Revoir dans un songe volatile ses paupières qu’un pastel brun colore. Ne pas savoir si cette ligne un peu sombre est la couleur de sa peau ou bien un fard légèrement disposé. Préserver sans réponse cette question futile, pour interroger jusqu’à l’aube ce souvenir gracile qui me laisse épuisé de cet ultime combat contre mon renoncement.

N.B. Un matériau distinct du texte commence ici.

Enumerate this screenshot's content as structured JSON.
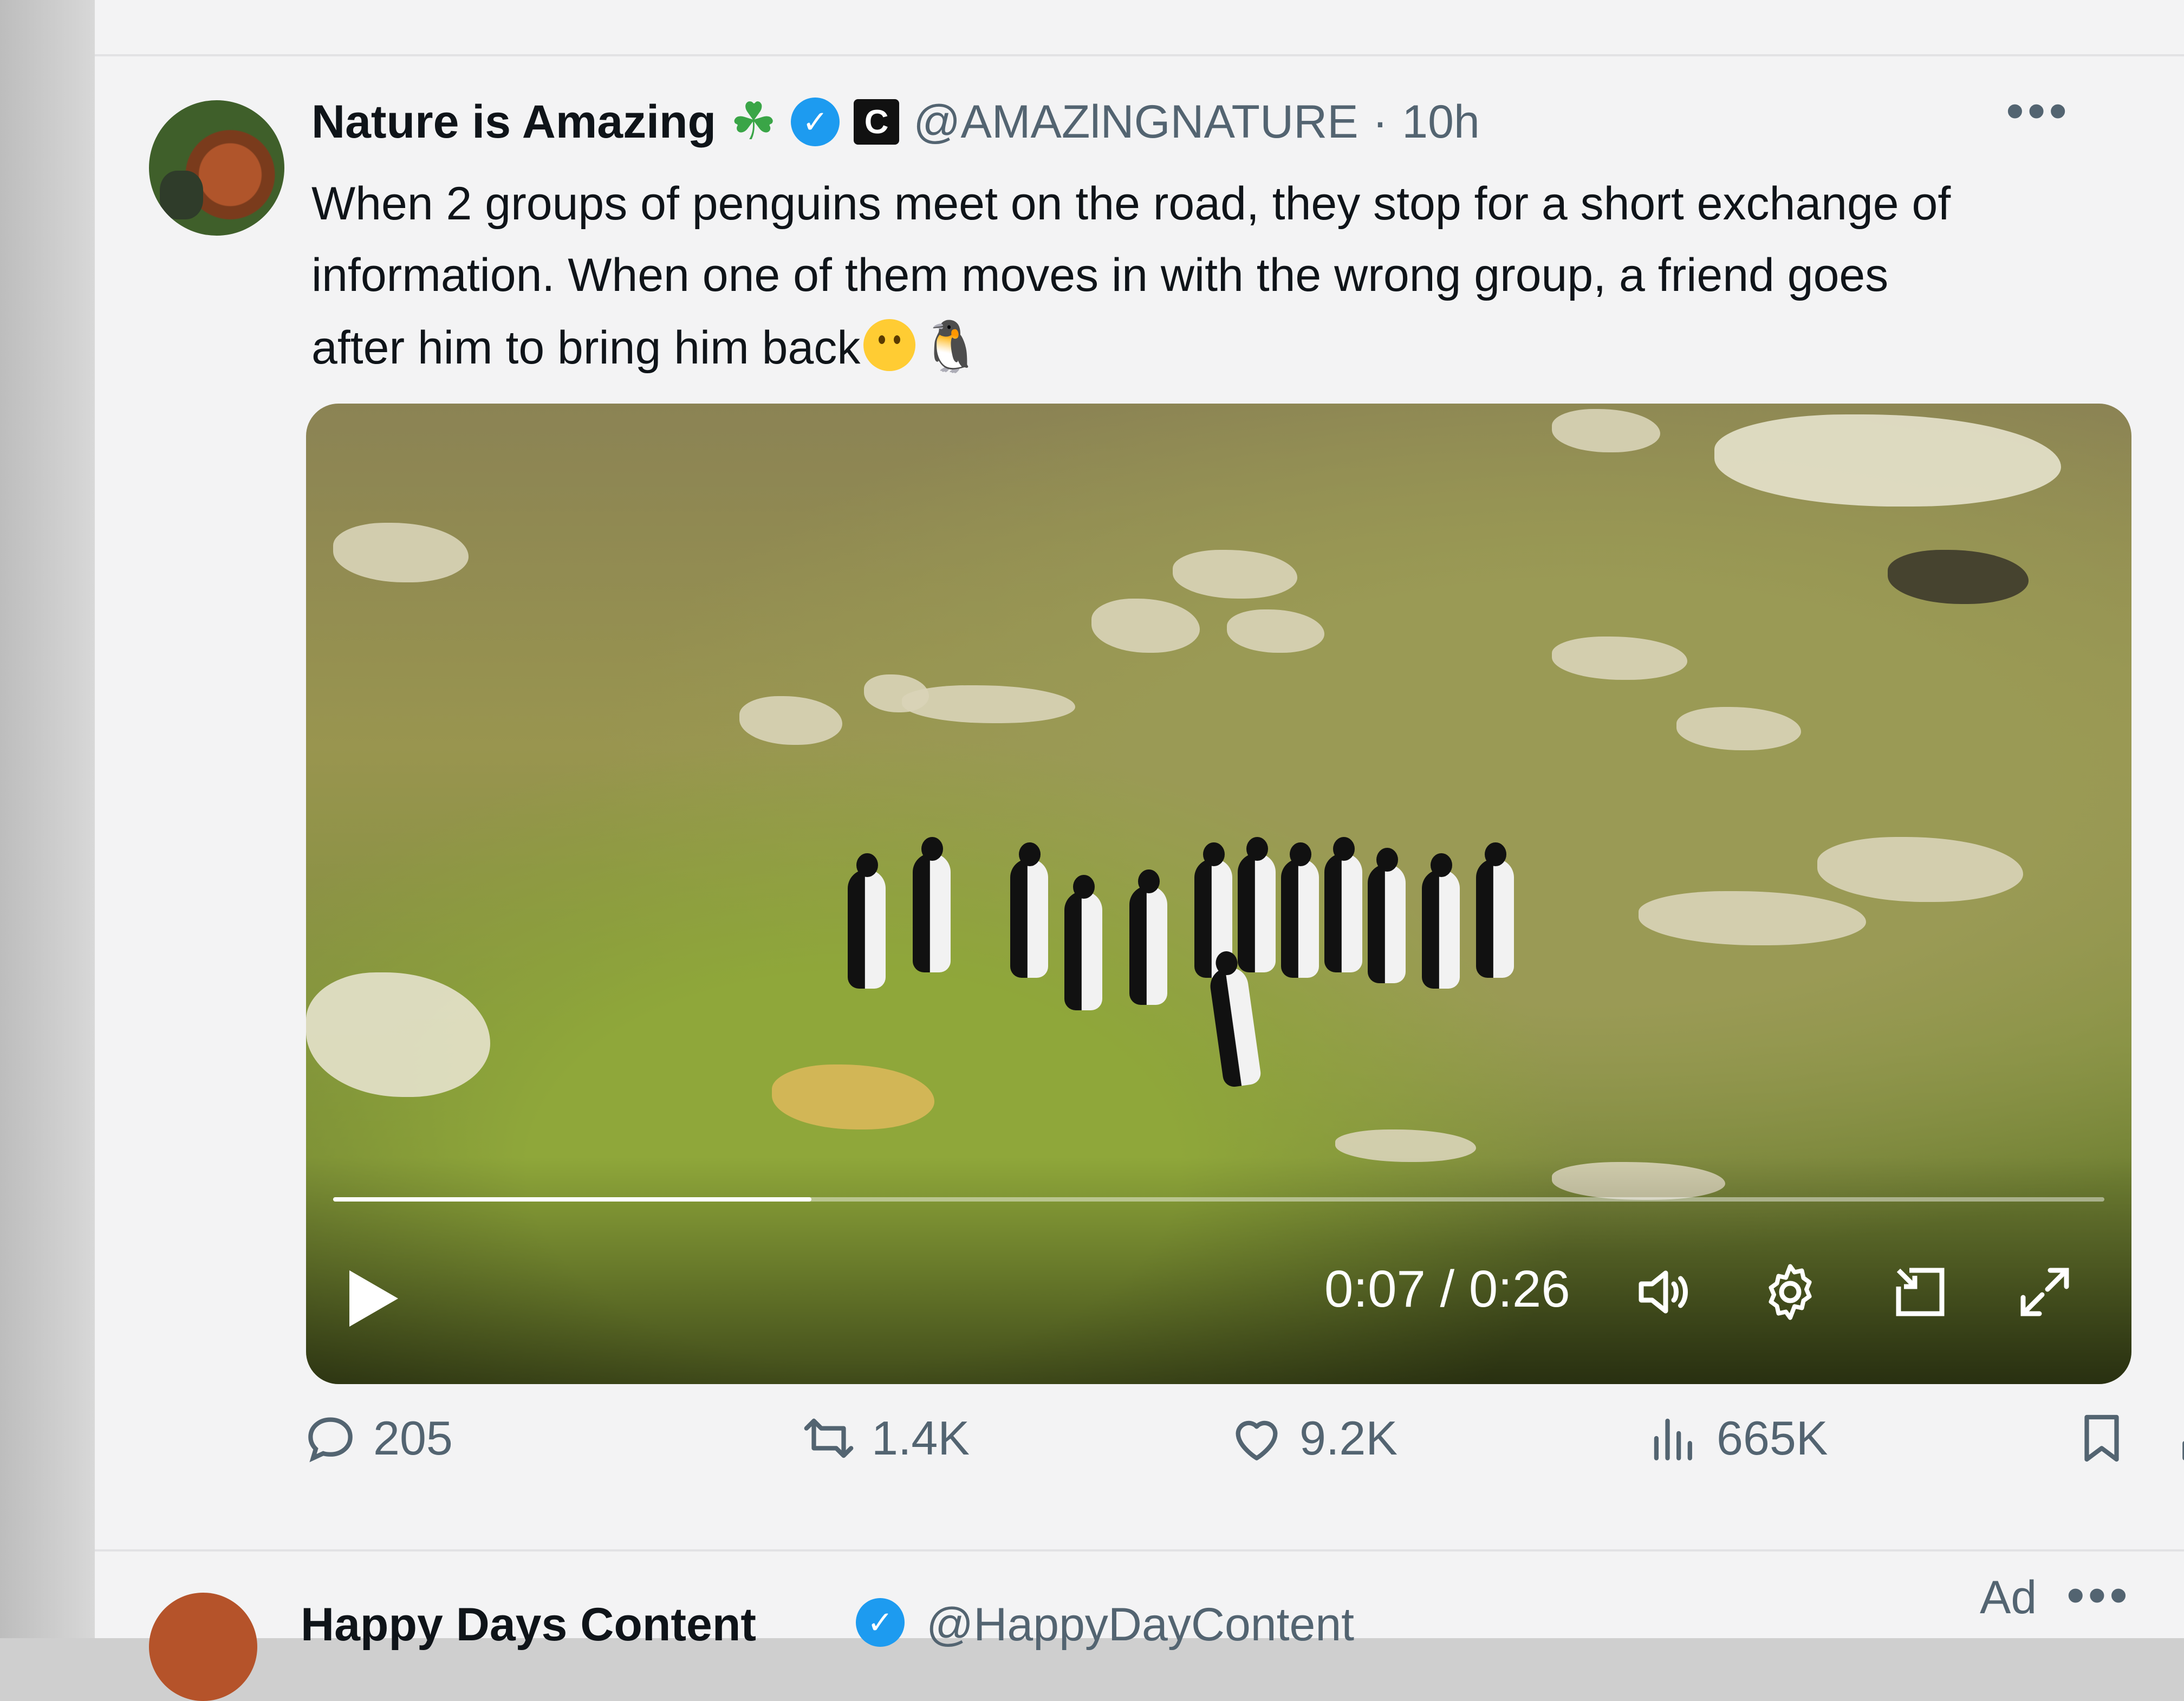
{
  "tweet": {
    "author_name": "Nature is Amazing",
    "name_emoji": "☘",
    "handle": "@AMAZlNGNATURE",
    "separator": "·",
    "time": "10h",
    "more": "•••",
    "text": "When 2 groups of penguins meet on the road, they stop for a short exchange of information.  When one of them moves in with the wrong group, a friend goes after him to bring him back",
    "emoji_penguin": "🐧",
    "badge_letter": "C"
  },
  "video": {
    "current_time": "0:07",
    "separator": " / ",
    "duration": "0:26",
    "progress": 0.27
  },
  "actions": {
    "replies": "205",
    "reposts": "1.4K",
    "likes": "9.2K",
    "views": "665K"
  },
  "next_tweet": {
    "author_name": "Happy Days Content",
    "handle": "@HappyDayContent",
    "ad_label": "Ad",
    "more": "•••"
  },
  "colors": {
    "accent": "#1d9bf0",
    "text_primary": "#0f1419",
    "text_secondary": "#536471"
  }
}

Etre certain que mon père pleurait cet été là et que c’était la première fois que je le voyais pleurer. Il était allongé sur un lit d’hôpital, le corps contenu dans un corset de résine synthétique prévu pour que sa colonne vertébrale rongée par des métastases boulimiques ne se brise comme du verre. Mon père pleurait en m’avouant qu’il allait mourir. Je ne disais rien. Qu’il allait mourir, je le savais. Mais comment se peut-il que l’on meure en été ?
Croire entendre à travers la cloison, d’autres patients qui viennent de si loin qu’ils en ont oublié toute nuance. Ils disent : s’il faut aimer, nous aimerons. Mais aussi : qui caressera ma peau d’une exaltation tendre ?
Observer le personnel médical me tourner autour, s’approcher mais délicatement, comme chargé de l’ombre portée d’un secret sur leur dos.
Supporter (encore un peu) mon corps, cette masse limoneuse et spectrale, griffer le mur d’enceinte de mon horizon.
Penser qu’Antonio Tabucchi écrit quelque part que quand un éléphant sent que son heure est arrivée, il s’éloigne de son troupeau à la recherche du bon endroit pour mourir. Malgré la nuit, encore trop de témoins dans ce service pour voir un éléphant mourir.
S’imaginer qu’en avion, avant le décollage, j’ai toujours ce geste d’observer mon voisinage immédiat afin d’estimer si cette éventuelle prochaine mort interviendra en bonne compagnie… Il n’y a ni frayeur, ni inquiétude dans ce geste. Simplement le regard de l’honnête homme, préoccupé par sa fin au moment où il remet sa vie aux mains d’inconnus et de quelques machines volantes à la trajectoire toujours improbable.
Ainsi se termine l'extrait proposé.